Essas extensões não são malware convencional, mas funcionam como ferramentas de automação de alto risco, violando sistematicamente as políticas da plataforma para facilitar campanhas de spam em grande escala, visando principalmente usuários brasileiros.
Modelo de revendedor cria inundação clone
No centro desta operação está uma única ferramenta de automação WhatsApp Web, clonada e renomeada em 131 extensões distintas. Apesar de ostentarem nomes, logotipos e sites de marketing exclusivos, todos os clones compartilham a mesma base de código, padrões de design e infraestrutura de back-end.
As variações de marca mascaram a realidade subjacente: mais de 80 dessas extensões ostentam o rótulo “WL Extensão” ou uma variante quase idêntica, mas todas foram publicadas por apenas duas contas de desenvolvedores vinculadas à empresa brasileira DBX Tecnologia e sua afiliada, Grupo OPT.
As principais características da operação incluem:
- 131 clones renomeados de uma única ferramenta de automação WhatsApp Web.
- Todas as extensões compartilham base de código e infraestrutura idênticas.
- Publicado através de apenas duas contas de desenvolvedor: [emailprotected] e [emailprotected].
- Extensões com as marcas WL Extensão e WLExtensao em 83 listagens.
- A campanha está em execução há pelo menos nove meses, com atualizações regulares até 2025.
Essa estrutura imita um modelo de negócios de franquia.
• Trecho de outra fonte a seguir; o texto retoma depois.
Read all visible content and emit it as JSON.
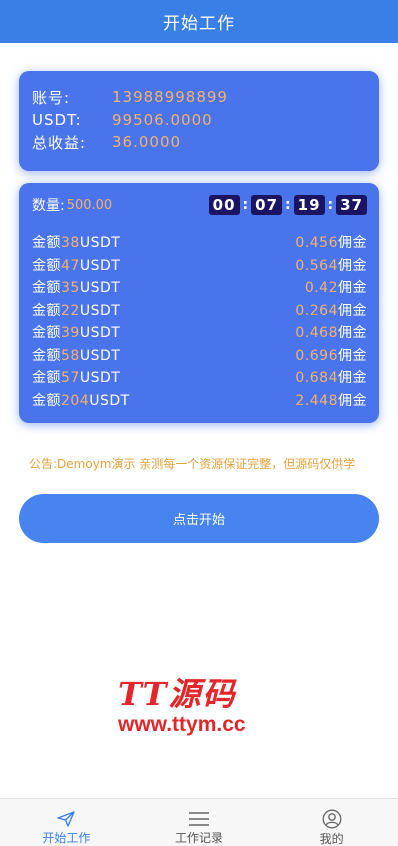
{
  "header": {
    "title": "开始工作"
  },
  "account": {
    "rows": [
      {
        "label": "账号:",
        "value": "13988998899"
      },
      {
        "label": "USDT:",
        "value": "99506.0000"
      },
      {
        "label": "总收益:",
        "value": "36.0000"
      }
    ]
  },
  "work": {
    "qty_label": "数量:",
    "qty_value": "500.00",
    "timer": {
      "h": "00",
      "m": "07",
      "s": "19",
      "ms": "37",
      "sep": ":"
    },
    "items": [
      {
        "prefix": "金额",
        "amount": "38",
        "unit": "USDT",
        "commission": "0.456",
        "suffix": "佣金"
      },
      {
        "prefix": "金额",
        "amount": "47",
        "unit": "USDT",
        "commission": "0.564",
        "suffix": "佣金"
      },
      {
        "prefix": "金额",
        "amount": "35",
        "unit": "USDT",
        "commission": "0.42",
        "suffix": "佣金"
      },
      {
        "prefix": "金额",
        "amount": "22",
        "unit": "USDT",
        "commission": "0.264",
        "suffix": "佣金"
      },
      {
        "prefix": "金额",
        "amount": "39",
        "unit": "USDT",
        "commission": "0.468",
        "suffix": "佣金"
      },
      {
        "prefix": "金额",
        "amount": "58",
        "unit": "USDT",
        "commission": "0.696",
        "suffix": "佣金"
      },
      {
        "prefix": "金额",
        "amount": "57",
        "unit": "USDT",
        "commission": "0.684",
        "suffix": "佣金"
      },
      {
        "prefix": "金额",
        "amount": "204",
        "unit": "USDT",
        "commission": "2.448",
        "suffix": "佣金"
      }
    ]
  },
  "notice": "公告:Demoym演示 亲测每一个资源保证完整，但源码仅供学",
  "start_button": "点击开始",
  "watermark": {
    "line1": "TT源码",
    "line2": "www.ttym.cc"
  },
  "tabbar": {
    "items": [
      {
        "label": "开始工作",
        "icon": "send-icon",
        "active": true
      },
      {
        "label": "工作记录",
        "icon": "menu-icon",
        "active": false
      },
      {
        "label": "我的",
        "icon": "user-icon",
        "active": false
      }
    ]
  },
  "colors": {
    "accent": "#3a7fe6",
    "card": "#4a74ec",
    "highlight": "#f5b26a",
    "notice": "#e5a23c",
    "timer_bg": "#1b1463"
  }
}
Por uma taxa de licenciamento, os revendedores recebem uma versão personalizável – logotipo, nome e ajustes de interface incluídos, mas o back-end e o código principal permanecem inalterados e gerenciados centralmente.
A DBX Tecnologia anuncia o empreendimento como uma lucrativa “parceria de marca branca”, prometendo fontes de receita recorrentes e margens saudáveis para os revendedores.